Il 6 luglio 1503 Cristoforo Colombo annotava sul suo diario di bordo la presenza, in quelle che credeva le Indie, di ingenti quantità di enormi galline dalle “piume come lana”.
I “gallini d’India” ebbero immediato successo nelle mense europee, dove arrivarono nel 1519 portati dai gesuiti spagnoli che, al seguito dei conquistadores, erano andati in America a convertire le popolazioni indigene.
Si trattava in realtà del tacchino, che fece la sua illustre comparsa nel 1570 al banchetto nuziale di Carlo IX di Francia ed Elisabetta d’Austria e, trent’anni dopo, in quello di Francesco IV re di Francia e Maria de’ Medici.
Il tacchino è diventato oggi un alimento di grande consumo, facile da preparare, ricco di sapore, leggero, protagonista nella cucina mondiale, dal Maghreb all’Argentina, dall’Asia all’Europa.
Disossato, ripieno, fritto, arrosto, in brodo, mescolato con altri cibi, accompagnato da salse e verdure, il “Meleagris gallopavo” può essere considerato ormai uno dei cibi multietnici per eccellenza.
Ma questa carne avicola, accanto ai piatti di mare, è legata in modo significativo ad una particolare ricorrenza: il Natale.
Il tacchino è rinomato come principe delle tavole americane ed anglosassoni durante le festività principali.
In quelle americane in occasione del Thanksgiving Day, il Natale e la Pasqua, in quelle anglosassoni solo durante il Natale e la Pasqua.
Viene preparato arrosto con il classico “stuffing”, il ripieno di mollica di pane, erbette, burro, latte e con contorno di verdure e patate. Naturalmente è di rito la rinomata “cranberry juice”. Ma in realtà questo consumo in larga scala di tacchino cominciò solo a partire dal XIX sec., quando andò gradualmente a sostituire l’oca come pasto di Natale.
Anche in Italia però il tacchino la fa da padrone insieme al pesce (di solito capitone o anguilla), anatra, salsiccia di maiale con lenticchie ed immancabilmente, dulcis in fundo, panettone e pandoro.
Tante versioni diverse, gusto ricco; la carne di tacchino può arrivare sulle nostre tavole cucinata in moltissimi modi, ma sempre appetitosa e pronta a soddisfare le esigenze di ogni palato, grazie alle sue qualità nutrizionali, ai pregi gastronomici e alla versatilità di preparazione. E poi le porzioni sono varie ed accontentano tutti: coscia, ala, petto …
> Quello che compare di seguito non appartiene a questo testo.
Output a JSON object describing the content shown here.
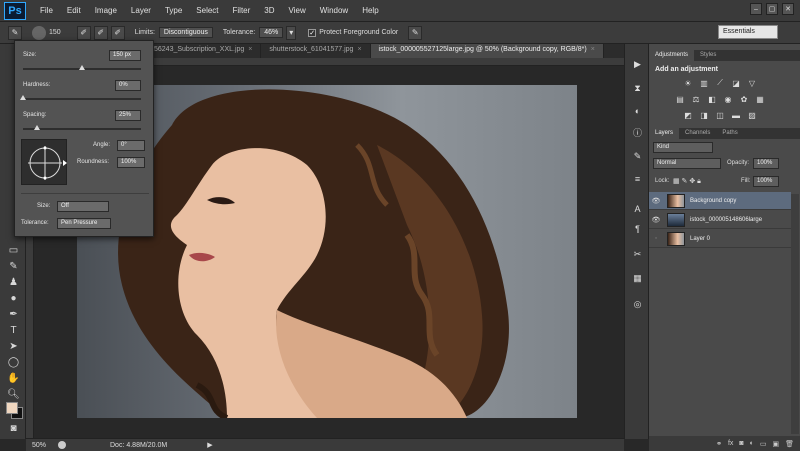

Nel corso delle festività ogni famiglia prepara con cura le prelibatezze da presentare sulle tavole imbandite, ma in Italia il cenone natalizio varia da città a città, data la miriade di tradizioni che caratterizzano la nostra cucina. In generale però su ogni tavola non devono assolutamente mai mancare: pesce, cotechino con lenticchie e, naturalmente, tacchino.
Interessante è dunque offrire una panoramica nazionale dei vari modi in cui questo alimento si presenta in veste diversa, ma sempre gustosa, nei banchetti natalizi di ogni regione.
In Lombardia trionfa il tacchino di 6 kg, cotto per circa sei ore in tegame con grasso di rognone, pancetta ed aromi (Milano), ma si apprezza anche il classico brodo con agnolotti (Pavia) ed il tacchino ripieno di castagne (Varese).
I liguri amano i lessi, ma soprattutto gli arrosti rinforzati da ripieni di salsiccia.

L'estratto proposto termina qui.